Un grande viaggio centrifugo e centripeto, capace di incarnare in sfaccettature sempre nuove il rapporto col sacro, la ricerca più o meno lineare della propria vocazione, del proprio “punto fisso” nella danza cosmica di Eliot, l’arte contemporanea, lo sport, la narrativa, i soldi facili coi traffici illegali, l’India dei guru e dei cani randagi e i giardinetti della Firenze degli anni Ottanta, i palazzetti dello sport in provincia e i ricevimenti berlinesi dopo le mostre, gli aspiranti scrittori ridotti a mettere sempre e solo voti alti nelle sedi italiane dei college americani e l’avvento del web.

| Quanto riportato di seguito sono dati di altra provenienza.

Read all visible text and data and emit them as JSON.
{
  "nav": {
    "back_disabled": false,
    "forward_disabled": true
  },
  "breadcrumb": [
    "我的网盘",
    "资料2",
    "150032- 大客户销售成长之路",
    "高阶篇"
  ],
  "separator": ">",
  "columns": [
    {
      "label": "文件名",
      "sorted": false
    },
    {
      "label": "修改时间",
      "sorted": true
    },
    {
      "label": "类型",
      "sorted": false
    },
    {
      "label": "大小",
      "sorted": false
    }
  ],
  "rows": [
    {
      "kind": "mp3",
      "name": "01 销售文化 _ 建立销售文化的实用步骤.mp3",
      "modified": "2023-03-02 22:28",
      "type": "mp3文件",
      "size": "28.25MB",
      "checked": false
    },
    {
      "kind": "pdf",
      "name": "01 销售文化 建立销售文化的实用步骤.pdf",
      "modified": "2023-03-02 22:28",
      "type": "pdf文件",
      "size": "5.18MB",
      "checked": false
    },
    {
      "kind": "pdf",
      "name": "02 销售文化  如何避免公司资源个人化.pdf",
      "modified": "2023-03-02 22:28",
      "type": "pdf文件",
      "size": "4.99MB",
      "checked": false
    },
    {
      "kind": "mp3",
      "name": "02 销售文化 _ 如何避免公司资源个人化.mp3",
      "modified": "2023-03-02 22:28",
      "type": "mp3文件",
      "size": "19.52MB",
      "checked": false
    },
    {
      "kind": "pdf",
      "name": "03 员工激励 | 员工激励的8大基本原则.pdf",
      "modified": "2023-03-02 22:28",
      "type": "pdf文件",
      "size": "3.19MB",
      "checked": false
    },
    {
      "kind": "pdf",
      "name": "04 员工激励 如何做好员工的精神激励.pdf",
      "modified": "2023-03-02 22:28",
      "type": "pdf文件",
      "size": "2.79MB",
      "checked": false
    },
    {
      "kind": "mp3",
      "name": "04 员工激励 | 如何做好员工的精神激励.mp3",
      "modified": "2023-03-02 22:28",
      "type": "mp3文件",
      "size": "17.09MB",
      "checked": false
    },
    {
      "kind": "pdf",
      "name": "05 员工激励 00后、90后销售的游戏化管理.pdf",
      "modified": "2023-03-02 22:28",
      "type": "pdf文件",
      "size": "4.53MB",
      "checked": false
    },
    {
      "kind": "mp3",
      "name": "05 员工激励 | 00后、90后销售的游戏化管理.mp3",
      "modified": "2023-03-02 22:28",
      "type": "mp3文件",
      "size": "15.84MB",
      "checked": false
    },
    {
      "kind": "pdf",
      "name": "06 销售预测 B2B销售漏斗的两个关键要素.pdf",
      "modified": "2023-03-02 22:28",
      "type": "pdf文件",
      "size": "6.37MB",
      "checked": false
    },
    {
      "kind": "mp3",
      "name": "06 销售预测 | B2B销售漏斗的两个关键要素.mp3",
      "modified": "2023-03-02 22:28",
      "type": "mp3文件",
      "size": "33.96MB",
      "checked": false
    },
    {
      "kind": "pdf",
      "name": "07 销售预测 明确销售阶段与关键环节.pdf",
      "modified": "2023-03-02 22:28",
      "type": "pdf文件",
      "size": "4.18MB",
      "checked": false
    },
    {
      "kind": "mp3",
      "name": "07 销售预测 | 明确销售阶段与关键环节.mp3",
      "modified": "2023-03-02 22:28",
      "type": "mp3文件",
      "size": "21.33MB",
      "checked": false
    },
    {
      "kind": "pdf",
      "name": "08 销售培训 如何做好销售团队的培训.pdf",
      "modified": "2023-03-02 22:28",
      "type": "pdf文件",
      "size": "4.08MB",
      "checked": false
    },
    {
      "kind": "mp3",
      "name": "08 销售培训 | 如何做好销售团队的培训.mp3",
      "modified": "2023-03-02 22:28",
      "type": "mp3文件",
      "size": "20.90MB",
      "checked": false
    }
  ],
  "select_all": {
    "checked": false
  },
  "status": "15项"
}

Come tutta la scrittura di Santoni, si tratta anche di un romanzo “sui romanzi”, sui linguaggi e sulle immagini antiche o recenti con cui abbiamo cercato di esprimere la dimensione profonda e autentica del nostro rapporto col mondo, e a tal riguardo dialoga esplicitamente col “Doktor Faustus” di Mann ma anche con la natura sci-fi di Vandermeer, i vocativi dei testi sapienziali orientali e la commedia all’italiana. George Santayana notò come “in natura tutto è lirico nella sua essenza ideale, tragico nel suo destino, e comico nella sua esistenza”. Anche qui, ciò che un tempo pareva destinato a risolversi tragicamente può scartare verso la farsa e demolire così tante narrazioni precostituite, i previi copioni che cerchiamo di far recitare ai nostri rapporti, eppure in ciò non si esprime alcun cinismo, bensì la tenerezza d’uno sguardo effettivamente alternativo sul nostro rapporto col passato privato e collettivo. Dopo tante fiacche imitazioni pedisseque e rabbiosi rigetti parimenti adolescenziali, alla cultura e alle generazioni del nuovo millennio è possibile scoprire e assumere un diverso atteggiamento nei confronti dei padri e del secolo tutto che li hanno preceduti e generati: la responsabilità di salvarli.